On a private road still owned by Sir Thomas Wyatt’s Estate, nestling close to the wide-open spaces of his Endowment Schools’ emerald green playing fields, and opposite Dulwich’s original mill pond, it was as close as you could get to rural living without leaving London. Although the little row of Grade Two listed gems was called Pond Cottages, and the houses did look tiny from the outside, they were Tardis-like – deceptively spacious and mostly with at least three-bedrooms. Many had had garden rooms, studios, and summer houses tacked on at the back to extend their footprints over the years, in times when Southwark Council and the Wyatt’s Estate had been less picky about architectural integrity. In fact, most of the houses would be quite familiar to anyone who’d caught even a glimpse of a costume drama on TV or at the cinema, as they were frequently hired out to film companies for location shoots.
So, that was a cast-iron motiv
e right there. Alfie Pole’s gorgeous central London ‘cottage’ was no doubt worth a very fair sum, and probably had its own lucrative career as a backdrop to everything from Great Expectations to Vanity Fair. His sitting room alone, which was bound to come complete with attractive original Georgian panelling, mantlepiece, and shutters, no doubt earned more in a day than Beth did in a term at Wyatt’s.
‘Oh, does he hire it to film companies, then?’
‘Absolutely not,’ said Wendy, in scandalised tones. Her voice was still quiet, but she was vehement as she explained. ‘No, Alfie had quite a thing about all that. He was always complaining about the way the neighbours rented out their places. “Prostituting their homes,” he called it. Said he’d never, ever do it himself. He loved the peace and quiet of his little place. And to be fair, when they make a film round there, it does fill the whole row up with vans and people and stuff.’
Beth immediately wondered. Alfie had been sitting on a little goldmine but refusing to dig.
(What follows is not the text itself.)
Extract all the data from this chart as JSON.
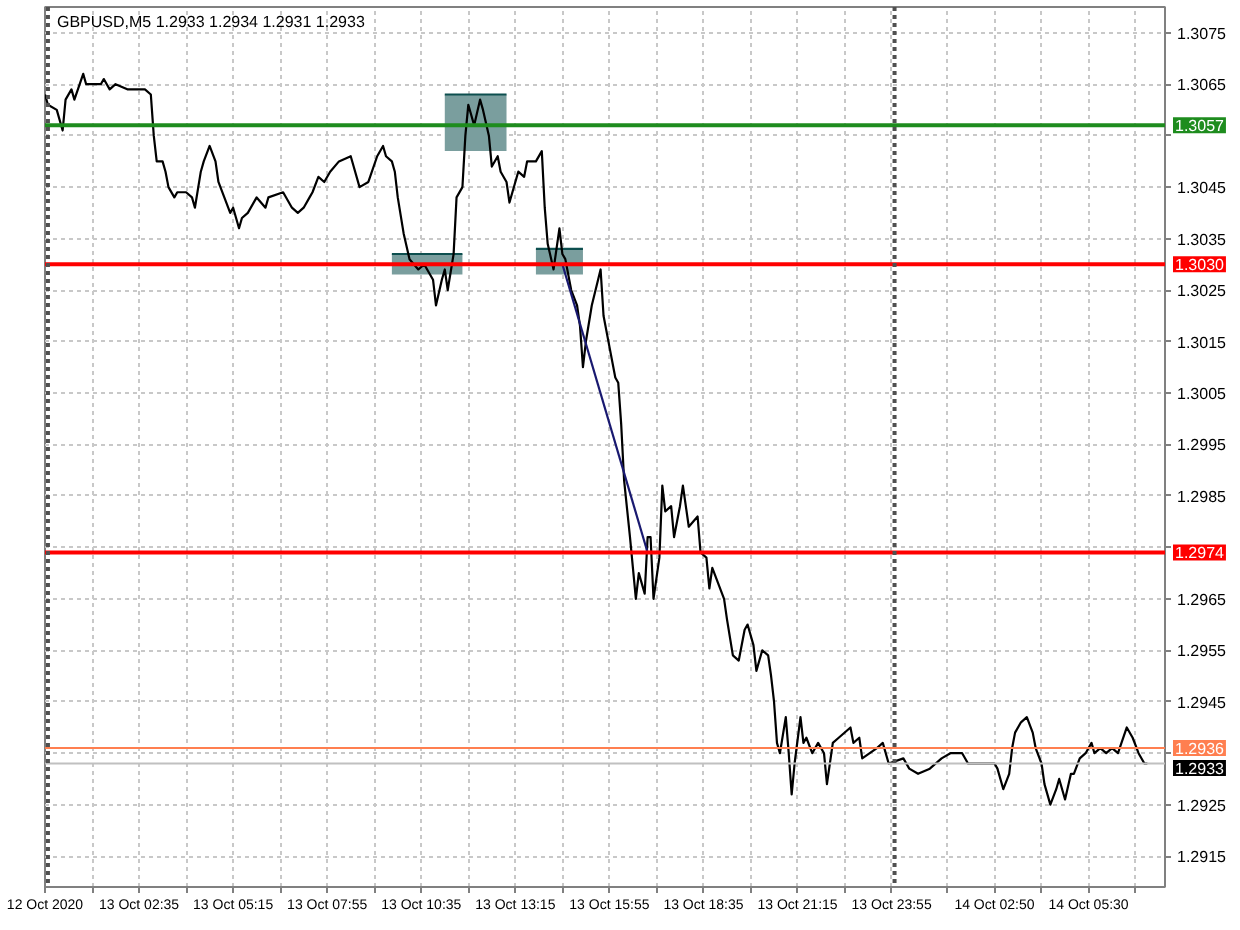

Was that reason enough, she wondered, for his neglectful daughter to want to bump him off? Stranger things had happened. Beth put the woman straight at the top of her list of suspects. Next should come anyone who intersected between the bridge and gardening worlds, as Alfie would have had the opportunity to annoy them in either, or perhaps even both, spheres.
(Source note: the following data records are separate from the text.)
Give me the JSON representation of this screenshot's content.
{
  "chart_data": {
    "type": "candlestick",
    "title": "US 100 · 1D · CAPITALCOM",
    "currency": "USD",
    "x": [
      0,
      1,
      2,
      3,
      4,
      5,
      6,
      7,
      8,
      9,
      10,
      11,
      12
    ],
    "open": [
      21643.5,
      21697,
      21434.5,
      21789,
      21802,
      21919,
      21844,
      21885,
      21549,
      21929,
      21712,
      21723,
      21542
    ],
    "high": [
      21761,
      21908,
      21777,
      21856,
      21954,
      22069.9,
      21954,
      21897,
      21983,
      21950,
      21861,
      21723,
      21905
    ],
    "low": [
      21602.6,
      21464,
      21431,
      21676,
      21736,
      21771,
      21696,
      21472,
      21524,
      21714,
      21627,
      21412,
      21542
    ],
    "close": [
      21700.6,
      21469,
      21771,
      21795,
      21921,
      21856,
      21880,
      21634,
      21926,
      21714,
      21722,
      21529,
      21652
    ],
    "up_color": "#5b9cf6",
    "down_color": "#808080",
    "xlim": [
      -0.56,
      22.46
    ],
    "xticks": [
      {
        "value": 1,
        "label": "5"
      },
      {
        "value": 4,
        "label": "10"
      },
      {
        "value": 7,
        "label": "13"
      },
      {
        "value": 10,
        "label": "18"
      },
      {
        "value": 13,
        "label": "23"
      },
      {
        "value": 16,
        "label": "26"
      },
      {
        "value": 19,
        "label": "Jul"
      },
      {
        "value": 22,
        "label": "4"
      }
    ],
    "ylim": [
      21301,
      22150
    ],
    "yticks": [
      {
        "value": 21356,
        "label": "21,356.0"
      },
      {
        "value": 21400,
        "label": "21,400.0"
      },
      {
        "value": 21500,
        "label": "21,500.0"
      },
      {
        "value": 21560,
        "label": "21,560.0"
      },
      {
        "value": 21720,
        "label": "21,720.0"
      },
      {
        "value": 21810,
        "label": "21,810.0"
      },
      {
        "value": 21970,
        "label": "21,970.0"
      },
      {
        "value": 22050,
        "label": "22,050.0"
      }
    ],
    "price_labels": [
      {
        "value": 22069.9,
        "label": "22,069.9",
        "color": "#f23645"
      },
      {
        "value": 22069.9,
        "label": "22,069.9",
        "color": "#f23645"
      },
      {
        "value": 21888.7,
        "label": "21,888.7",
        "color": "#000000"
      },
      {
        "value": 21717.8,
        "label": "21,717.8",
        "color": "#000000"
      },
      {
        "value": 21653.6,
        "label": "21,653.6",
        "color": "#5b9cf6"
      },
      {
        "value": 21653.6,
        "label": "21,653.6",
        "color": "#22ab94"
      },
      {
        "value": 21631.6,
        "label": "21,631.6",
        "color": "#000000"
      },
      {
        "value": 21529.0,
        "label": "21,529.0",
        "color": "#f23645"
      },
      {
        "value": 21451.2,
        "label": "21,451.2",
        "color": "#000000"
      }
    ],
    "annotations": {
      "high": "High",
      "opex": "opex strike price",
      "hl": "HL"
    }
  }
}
‘I don’t suppose Alfie ever told you he’d fallen out with someone, did he?’ Beth hazarded, without much hope of a useful response.
‘Well, only that thing that he kept harping on about… what was it? So hard to concentrate when one’s working on a complicated bid. And Alfie would keep introducing new conventions, you know.’
‘Conventions?’ Beth knew she’d probably regret asking, but she couldn’t let it go.
‘Yes, you know, when you bid two diamonds after one no trump but that actually means hearts… come on, darling. I’ve told you all about this time and again,’ said Wendy in tones of quiet exasperation.
‘Yes, but fifteen, no, probably twenty years ago… and I wasn’t listening then,’ said Beth mulishly. She was conscious that time was ticking away, and Ben would be back any minute with his haul of junk food and tea. She definitely couldn’t afford to get side-tracked into a discussion of weird bridge stuff now.